Function atoi returns wrong number

Question

I wrote the following code:

#include <stdio.h>
#include <stdlib.h>

void main (void) {

//------------------------ Variaveis------------------------//
    char num[2];
    int aux1, aux2, aux3;

//------------------------Parte grafica---------------------//
    printf ("Escreva um numero de 0 a 99: ");
    scanf ("%s", &num);
    printf("\nEste numero por extenso eh: ");

//-------------------------Conversão------------------------//
    aux1 = atoi(num);
    aux2 = atoi(&num[0]);
    aux3 = atoi(&num[1]);

Don't mind the language, the point is, if you type a number like "56" for scanf to read for example, aux2 gets the value of "56" instead of "5" that I wanted, and aux3 gets the value of "6" which is actually what I expected.

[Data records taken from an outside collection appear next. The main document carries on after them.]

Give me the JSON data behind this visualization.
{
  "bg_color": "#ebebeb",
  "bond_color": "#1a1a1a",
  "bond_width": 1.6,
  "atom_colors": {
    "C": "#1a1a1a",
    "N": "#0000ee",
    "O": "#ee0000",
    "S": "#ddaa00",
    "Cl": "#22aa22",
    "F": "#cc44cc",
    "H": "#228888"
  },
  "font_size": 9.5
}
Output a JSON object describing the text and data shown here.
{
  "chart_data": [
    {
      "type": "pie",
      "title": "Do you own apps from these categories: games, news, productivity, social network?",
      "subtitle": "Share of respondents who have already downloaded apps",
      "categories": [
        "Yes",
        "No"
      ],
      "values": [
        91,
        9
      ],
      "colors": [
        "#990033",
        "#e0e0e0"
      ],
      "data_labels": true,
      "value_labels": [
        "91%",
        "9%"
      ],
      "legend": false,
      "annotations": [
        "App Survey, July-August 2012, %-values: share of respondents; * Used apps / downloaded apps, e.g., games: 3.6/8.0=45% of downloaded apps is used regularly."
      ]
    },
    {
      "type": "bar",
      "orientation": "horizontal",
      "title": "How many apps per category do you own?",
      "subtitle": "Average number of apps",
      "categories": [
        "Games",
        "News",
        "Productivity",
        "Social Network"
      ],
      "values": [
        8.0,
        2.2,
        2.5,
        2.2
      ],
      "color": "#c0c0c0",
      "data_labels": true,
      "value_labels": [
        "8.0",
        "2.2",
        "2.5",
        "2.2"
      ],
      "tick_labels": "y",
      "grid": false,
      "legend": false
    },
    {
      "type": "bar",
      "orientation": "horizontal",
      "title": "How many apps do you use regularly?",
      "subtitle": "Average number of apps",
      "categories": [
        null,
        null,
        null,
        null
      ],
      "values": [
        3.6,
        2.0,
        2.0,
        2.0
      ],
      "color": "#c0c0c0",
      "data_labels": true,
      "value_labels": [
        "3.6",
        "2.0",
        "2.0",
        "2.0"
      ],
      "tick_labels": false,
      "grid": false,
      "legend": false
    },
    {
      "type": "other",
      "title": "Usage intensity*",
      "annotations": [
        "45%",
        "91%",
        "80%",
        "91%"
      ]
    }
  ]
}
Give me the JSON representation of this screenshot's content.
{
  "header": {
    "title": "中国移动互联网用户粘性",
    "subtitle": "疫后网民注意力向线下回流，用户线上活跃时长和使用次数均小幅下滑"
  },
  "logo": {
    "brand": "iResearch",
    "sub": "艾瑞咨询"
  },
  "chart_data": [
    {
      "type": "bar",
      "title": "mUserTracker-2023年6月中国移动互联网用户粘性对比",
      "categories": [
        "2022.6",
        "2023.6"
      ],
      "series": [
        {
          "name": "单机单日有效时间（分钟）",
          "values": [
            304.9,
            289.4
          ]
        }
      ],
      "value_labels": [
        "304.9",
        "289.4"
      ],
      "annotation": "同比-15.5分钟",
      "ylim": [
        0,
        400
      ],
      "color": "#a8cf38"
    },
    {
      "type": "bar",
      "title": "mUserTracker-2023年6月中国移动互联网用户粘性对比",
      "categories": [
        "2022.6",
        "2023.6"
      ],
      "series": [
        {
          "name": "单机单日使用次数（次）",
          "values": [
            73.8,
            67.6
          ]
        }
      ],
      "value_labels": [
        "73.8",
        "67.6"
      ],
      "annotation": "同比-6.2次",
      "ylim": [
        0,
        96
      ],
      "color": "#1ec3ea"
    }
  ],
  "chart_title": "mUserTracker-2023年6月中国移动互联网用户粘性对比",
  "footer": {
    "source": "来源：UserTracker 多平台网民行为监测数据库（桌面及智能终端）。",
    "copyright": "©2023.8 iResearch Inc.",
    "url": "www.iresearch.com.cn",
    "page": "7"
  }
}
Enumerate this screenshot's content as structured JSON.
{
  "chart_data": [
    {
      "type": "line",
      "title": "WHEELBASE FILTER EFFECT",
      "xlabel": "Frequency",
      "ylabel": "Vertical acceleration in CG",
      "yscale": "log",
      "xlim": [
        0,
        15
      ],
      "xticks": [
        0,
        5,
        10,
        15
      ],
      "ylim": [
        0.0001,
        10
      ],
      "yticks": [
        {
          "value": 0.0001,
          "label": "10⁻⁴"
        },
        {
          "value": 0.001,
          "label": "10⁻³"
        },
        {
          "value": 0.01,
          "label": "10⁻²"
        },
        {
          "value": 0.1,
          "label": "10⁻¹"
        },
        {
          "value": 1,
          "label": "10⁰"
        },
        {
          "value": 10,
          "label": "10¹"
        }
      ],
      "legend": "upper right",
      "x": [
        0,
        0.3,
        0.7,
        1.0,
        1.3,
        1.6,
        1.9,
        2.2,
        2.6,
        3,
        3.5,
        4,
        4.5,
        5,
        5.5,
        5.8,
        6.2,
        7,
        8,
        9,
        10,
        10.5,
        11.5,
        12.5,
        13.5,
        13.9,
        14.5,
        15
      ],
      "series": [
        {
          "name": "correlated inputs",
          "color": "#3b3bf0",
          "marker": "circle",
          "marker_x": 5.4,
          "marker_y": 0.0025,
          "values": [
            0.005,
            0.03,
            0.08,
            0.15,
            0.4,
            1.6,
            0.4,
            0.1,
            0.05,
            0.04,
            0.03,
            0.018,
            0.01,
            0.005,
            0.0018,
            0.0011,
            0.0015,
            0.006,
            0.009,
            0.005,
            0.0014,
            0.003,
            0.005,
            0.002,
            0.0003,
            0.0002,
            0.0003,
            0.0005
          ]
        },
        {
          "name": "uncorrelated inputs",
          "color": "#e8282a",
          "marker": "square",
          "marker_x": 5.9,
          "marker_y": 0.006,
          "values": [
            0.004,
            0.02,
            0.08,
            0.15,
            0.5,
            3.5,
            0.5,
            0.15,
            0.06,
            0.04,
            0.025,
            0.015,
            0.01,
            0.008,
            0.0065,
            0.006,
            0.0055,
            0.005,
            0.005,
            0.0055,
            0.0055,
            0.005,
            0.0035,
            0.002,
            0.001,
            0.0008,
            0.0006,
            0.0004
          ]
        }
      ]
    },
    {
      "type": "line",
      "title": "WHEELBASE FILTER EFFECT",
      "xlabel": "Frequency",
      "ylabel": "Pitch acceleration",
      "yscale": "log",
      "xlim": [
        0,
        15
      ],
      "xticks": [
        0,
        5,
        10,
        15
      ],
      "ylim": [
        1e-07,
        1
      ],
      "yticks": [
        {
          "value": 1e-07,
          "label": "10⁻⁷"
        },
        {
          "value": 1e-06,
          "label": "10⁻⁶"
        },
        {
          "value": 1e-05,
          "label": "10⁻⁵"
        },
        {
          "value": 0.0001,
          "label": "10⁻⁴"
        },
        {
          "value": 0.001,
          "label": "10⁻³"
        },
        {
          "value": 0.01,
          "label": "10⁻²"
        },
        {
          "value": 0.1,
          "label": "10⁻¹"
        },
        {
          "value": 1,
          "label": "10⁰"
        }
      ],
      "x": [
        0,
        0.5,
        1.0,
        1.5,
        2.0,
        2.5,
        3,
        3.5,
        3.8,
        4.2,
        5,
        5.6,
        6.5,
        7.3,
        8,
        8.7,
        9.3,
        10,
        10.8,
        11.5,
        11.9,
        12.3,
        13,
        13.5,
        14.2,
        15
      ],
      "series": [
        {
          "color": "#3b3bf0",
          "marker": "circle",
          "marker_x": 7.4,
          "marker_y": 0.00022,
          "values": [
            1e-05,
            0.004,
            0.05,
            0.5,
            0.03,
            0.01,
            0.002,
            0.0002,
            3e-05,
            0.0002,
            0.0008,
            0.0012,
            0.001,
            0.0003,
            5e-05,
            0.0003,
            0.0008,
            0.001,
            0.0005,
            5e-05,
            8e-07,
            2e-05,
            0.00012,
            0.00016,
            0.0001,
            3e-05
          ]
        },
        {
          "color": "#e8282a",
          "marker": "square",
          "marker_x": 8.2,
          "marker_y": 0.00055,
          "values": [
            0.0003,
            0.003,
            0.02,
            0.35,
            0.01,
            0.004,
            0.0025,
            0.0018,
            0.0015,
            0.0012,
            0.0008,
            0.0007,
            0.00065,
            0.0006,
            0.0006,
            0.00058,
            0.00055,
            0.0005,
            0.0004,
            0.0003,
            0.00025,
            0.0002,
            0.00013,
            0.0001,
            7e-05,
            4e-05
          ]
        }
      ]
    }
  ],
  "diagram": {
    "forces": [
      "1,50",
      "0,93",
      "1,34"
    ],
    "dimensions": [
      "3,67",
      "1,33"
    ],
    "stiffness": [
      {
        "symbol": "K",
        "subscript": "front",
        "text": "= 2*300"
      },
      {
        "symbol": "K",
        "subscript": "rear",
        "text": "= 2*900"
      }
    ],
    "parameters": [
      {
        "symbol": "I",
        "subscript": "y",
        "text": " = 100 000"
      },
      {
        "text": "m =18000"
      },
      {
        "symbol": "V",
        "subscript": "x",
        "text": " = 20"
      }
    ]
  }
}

What is wrong with aux2?

Answer 1

You have undefined behavior as you dont have space of null terminator when you enter 2 digit numeric value as string in char num[3];

Change it to char num[3] and take input as:

scanf ("%2s", num);

When you print

printf("%d %d %d\n",aux1,aux2,aux3); // for input 56

You would get 56 56 6 The reason is num and &num[0] are same, they point to same address where as &num[1] would point to next address so you get 6 there

Answer 2

Once you fix undefined behavior by adding space for null terminator, let's consider behavior of your program.

What is wrong with aux2?

Since atoi considers the whole string, aux2 is the same as aux, because it's the string starting at '5' and continuing to '\0'.

If you wanted to get the individual digits, use subtraction of '0':

int aux2 = num[0] - '0';
int aux3 = num[1] - '0';

Make sure that num has exactly two characters, and both characters are digits.